Father Roger K. Arnsparger, diocesan vicar of education, announced the creation of the evangelization committee – made up of parents, teachers and other stakeholders – about 10 months ago to find ways to enhance the nine Mecklenburg Area Catholic Schools'' "Catholic identity." This came on the heels of the 2010 accreditation by the Southern Association of Colleges and Schools of the diocesan school system, which in part gauges Catholic identity in Church-run schools.
At the time, Father Arnsparger said the committee would "explore how our schools are implementing their mission to 'proclaim the Good News of the Gospel' and to identify opportunities to enhance the spiritual development of our students, parents, teachers, principals and administrators."
The committee then set about creating and distributing a survey for MACS families, conducted interviews with teachers and administrators and established focus group meetings at seven of nine schools to glean ideas and input on the subject of "Catholic identity," which is a key factor in the district's accreditation process.
"Most of the nine school teams have reported their findings, (and we) hope that the remaining teams wrap up by later January," said Jason Beckert, who chairs the evangelization committee. "We're pleased with the quality of ideas we have received so far."
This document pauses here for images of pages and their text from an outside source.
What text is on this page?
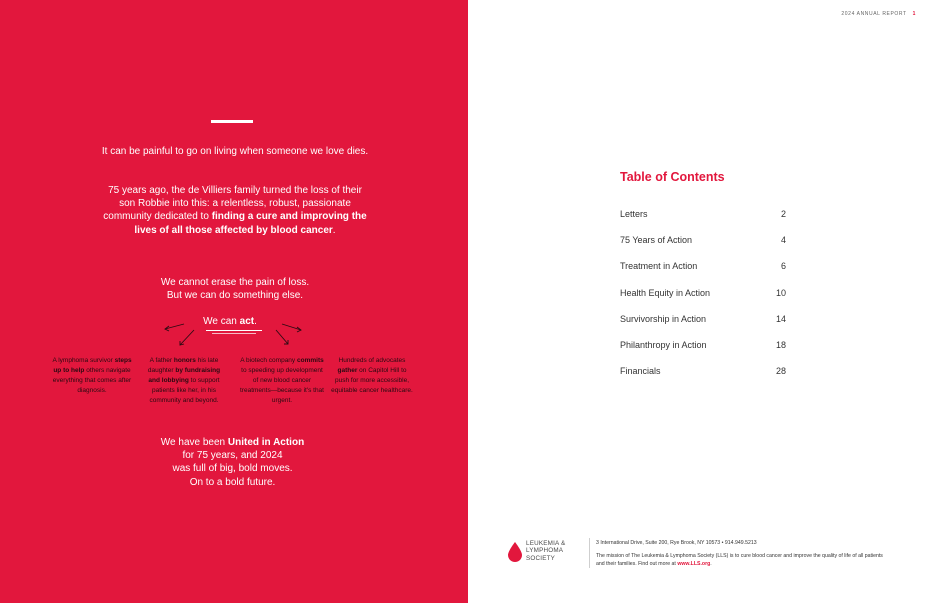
It can be painful to go on living when someone we love dies.

75 years ago, the de Villiers family turned the loss of their son Robbie into this: a relentless, robust, passionate community dedicated to finding a cure and improving the lives of all those affected by blood cancer.

We cannot erase the pain of loss.
But we can do something else.

We can act.
A lymphoma survivor steps up to help others navigate everything that comes after diagnosis.
A father honors his late daughter by fundraising and lobbying to support patients like her, in his community and beyond.
A biotech company commits to speeding up development of new blood cancer treatments—because it's that urgent.
Hundreds of advocates gather on Capitol Hill to push for more accessible, equitable cancer healthcare.

We have been United in Action
for 75 years, and 2024
was full of big, bold moves.
On to a bold future.

2024 ANNUAL REPORT 1
Table of Contents
Letters	2
75 Years of Action	4
Treatment in Action	6
Health Equity in Action	10
Survivorship in Action	14
Philanthropy in Action	18
Financials	28
LEUKEMIA &
LYMPHOMA
SOCIETY

3 International Drive, Suite 200, Rye Brook, NY 10573 • 914.949.5213

The mission of The Leukemia & Lymphoma Society (LLS) is to cure blood cancer and improve the quality of life of all patients and their families. Find out more at www.LLS.org.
The findings compiled by the committee will be sent to Father Arnsparger and the Mecklenburg Area Catholic Schools Board for review sometime in March or April, with an implementation plan to be developed upon approval of the committee's recommendations.
"The committee wishes to thank all of the principals, teachers and parents who graciously shared their input and enthusiasm over the last six months," Beckert added. "We are especially grateful to Father Arnsparger for his leadership and guidance along the way."
Using "The Holy See's Teaching on Catholic Schools" by Archbishop J. Michael Miller, CSB, as a guide, the committee and Father Arnsparger said they want to clarify and establish what the Church asserts as the "five marks of Catholic schools." That means schools which are: inspired by a supernatural vision, founded on a Christian anthropology, animated by communion and community, imbued with a Catholic worldview throughout its curriculum, and sustained by Gospel witness.
Michael Guerra, former president of the National Catholic Educational Association, echoed this approach, stating: "The first and most important task for Catholic schools is to maintain and continually strengthen their Catholic identity."